Peter Friedl (1960, Oberneukirchen, Austria, lives and works in situ) presents Theory of Justice, an archive of newspaper images arranged in chronological order and displayed in specifically designed show cases. It raises questions concerning originality and historicity and testifies to the struggle against social and political oppression. In his short video film Liberty City (2007), Friedl inverts the dramatic structure of a historical event: the murder of a black motorcyclist by a group of policemen in Miami, 1979. The scene shows a group of (black) men beating up a (white) policeman in Liberty City. Friedl’s looped and uncut sequence appears to have been filmed by an eyewitness, however, it is a meticulously constructed study. The computer animation No Photography (2004) refers to the political division of Cyprus and to the question ‘What is a border?’.

A typical element of the art of Liam Gillick (1964, Aylesbury, UK, lives and works in New York and London) is his scepticism regarding completely autonomous and solitary creation of (visual) art, His approach is closely related to other cultural disciplines, such as contemporary music, film, design and architecture. Collaborations are a crucial element of his practice, in which he assumes the roles of visual artist, musician, designer, writer and theoretician. The concept of the video in the exhibition, Everything Good Goes, could be viewed as a way of bringing these parallel activities, the recent past and the near future, into contact with one another. Gillick creates a virtual discussion space inspired by the set of the 1972 French film Tout va bien, from which the title of the work is also derived.

Deimantas Narkevicius (1964, Utena, Lithuania, works and lives in Vilnius) focuses on the ideologies of the late 20th century and approaches them from a subjective and contemporary point of view. Through interviews, found footage, animations and photography he creates an atmosphere that is in keeping with the time when the depicted events took place. The Head, which can be seen in the exhibition, is a film portrait of the creation of a seven-metre-high bust of Karl Marx from 1971 in what was then Karl-Marx-Stadt. Narkevicius’ other contribution is the première of his new film The Dud Effect, in which he uses found footage to stage the history of an abandoned Soviet base in Lithuania. In this way, the artist investigates not only the veracity of the documentary, but also the relationship and interplay between individual narratives and collective history.

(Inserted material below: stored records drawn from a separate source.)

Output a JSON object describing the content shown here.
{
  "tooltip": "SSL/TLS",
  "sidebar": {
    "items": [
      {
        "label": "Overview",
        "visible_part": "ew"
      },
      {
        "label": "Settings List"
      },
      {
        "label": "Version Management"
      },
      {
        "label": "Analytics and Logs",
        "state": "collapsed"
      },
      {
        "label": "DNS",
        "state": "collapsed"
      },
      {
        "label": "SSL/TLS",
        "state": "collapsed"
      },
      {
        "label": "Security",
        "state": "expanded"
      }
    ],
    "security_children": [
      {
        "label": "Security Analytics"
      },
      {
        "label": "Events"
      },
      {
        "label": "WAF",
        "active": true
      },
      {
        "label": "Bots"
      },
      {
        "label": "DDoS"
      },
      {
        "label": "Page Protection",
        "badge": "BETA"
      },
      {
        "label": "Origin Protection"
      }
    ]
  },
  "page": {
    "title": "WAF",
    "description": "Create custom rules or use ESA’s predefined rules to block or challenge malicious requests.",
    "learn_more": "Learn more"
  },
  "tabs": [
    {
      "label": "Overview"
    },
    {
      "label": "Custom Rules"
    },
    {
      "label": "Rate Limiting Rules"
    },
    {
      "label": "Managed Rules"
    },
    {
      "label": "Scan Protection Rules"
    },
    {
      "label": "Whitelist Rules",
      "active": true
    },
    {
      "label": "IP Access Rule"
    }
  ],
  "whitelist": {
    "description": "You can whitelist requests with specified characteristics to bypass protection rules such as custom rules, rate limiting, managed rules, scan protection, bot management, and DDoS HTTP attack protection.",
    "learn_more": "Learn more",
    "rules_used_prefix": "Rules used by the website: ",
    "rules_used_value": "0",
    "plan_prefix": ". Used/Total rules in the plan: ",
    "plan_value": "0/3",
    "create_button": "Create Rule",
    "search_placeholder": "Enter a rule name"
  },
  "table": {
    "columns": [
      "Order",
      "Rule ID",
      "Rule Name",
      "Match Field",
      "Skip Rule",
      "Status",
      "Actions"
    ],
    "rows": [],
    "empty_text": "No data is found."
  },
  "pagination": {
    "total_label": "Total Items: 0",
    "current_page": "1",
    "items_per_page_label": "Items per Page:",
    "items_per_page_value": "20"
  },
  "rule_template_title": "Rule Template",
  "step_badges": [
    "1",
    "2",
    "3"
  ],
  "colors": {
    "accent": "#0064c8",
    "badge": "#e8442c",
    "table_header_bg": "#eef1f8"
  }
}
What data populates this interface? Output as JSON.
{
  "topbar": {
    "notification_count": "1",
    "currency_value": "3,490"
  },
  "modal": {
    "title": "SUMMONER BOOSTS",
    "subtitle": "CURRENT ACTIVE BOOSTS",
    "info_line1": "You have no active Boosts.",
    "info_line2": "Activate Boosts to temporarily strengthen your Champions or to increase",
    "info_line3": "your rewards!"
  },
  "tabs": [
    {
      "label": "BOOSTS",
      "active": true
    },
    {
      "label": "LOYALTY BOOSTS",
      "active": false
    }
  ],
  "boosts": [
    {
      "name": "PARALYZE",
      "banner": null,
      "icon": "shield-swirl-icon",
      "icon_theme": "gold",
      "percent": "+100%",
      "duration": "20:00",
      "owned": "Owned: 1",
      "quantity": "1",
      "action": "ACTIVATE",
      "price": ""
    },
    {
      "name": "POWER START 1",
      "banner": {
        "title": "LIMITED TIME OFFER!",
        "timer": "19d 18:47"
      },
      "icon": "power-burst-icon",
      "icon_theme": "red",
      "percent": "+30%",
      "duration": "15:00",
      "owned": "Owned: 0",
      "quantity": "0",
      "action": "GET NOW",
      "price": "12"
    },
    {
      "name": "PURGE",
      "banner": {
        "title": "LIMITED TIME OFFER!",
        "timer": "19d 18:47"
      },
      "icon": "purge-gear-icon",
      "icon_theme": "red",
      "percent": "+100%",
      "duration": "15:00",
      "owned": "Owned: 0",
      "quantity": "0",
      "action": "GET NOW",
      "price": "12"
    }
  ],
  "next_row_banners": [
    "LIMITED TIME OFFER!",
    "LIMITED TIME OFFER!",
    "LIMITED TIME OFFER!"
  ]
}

The oeuvre of Rebecca Warren (1965, London, UK, works and lives in London) is a form of associative collage, in which a wide variety of references are combined to create an ever-evolving visual language. Warren is constantly negotiating her position within the lineage of a, mostly male, sculptural tradition, with homages to Rodin, Degas or Boccioni. A key material for Warren is clay and her roughly worked surfaces and unfinished appearances expose the artistic process. Warren also makes vitrines in which she carefully display detritus from the sculptor’s studio. For The Vincent Award Warren presents eight new clay sculptures, that, assembled together with vitrines and a bronze, shift between the baroque and the minimal, the recognisable and the unfamiliar.

About the jury:

The jury of The Vincent Award consists of six professionals from the European art world and changes every edition. The members of the jury in 2008 are: Manuel Borja-Villel (director, Museo Nacional Centro de Arte Reina Sofia, Madrid), Ian Dunlop (art historian, London), Ingvild Goetz (Sammlung Goetz, Munich), Viktor Misiano (critic and curator, Moscow), Beatrix Ruf (director, Kunsthalle Zürich). Chair: Gijs van Tuyl (director, Stedelijk Museum Amsterdam). The jury selected the five nominees from a long list of over 53 artists, suggested by correspondents from all over Europe.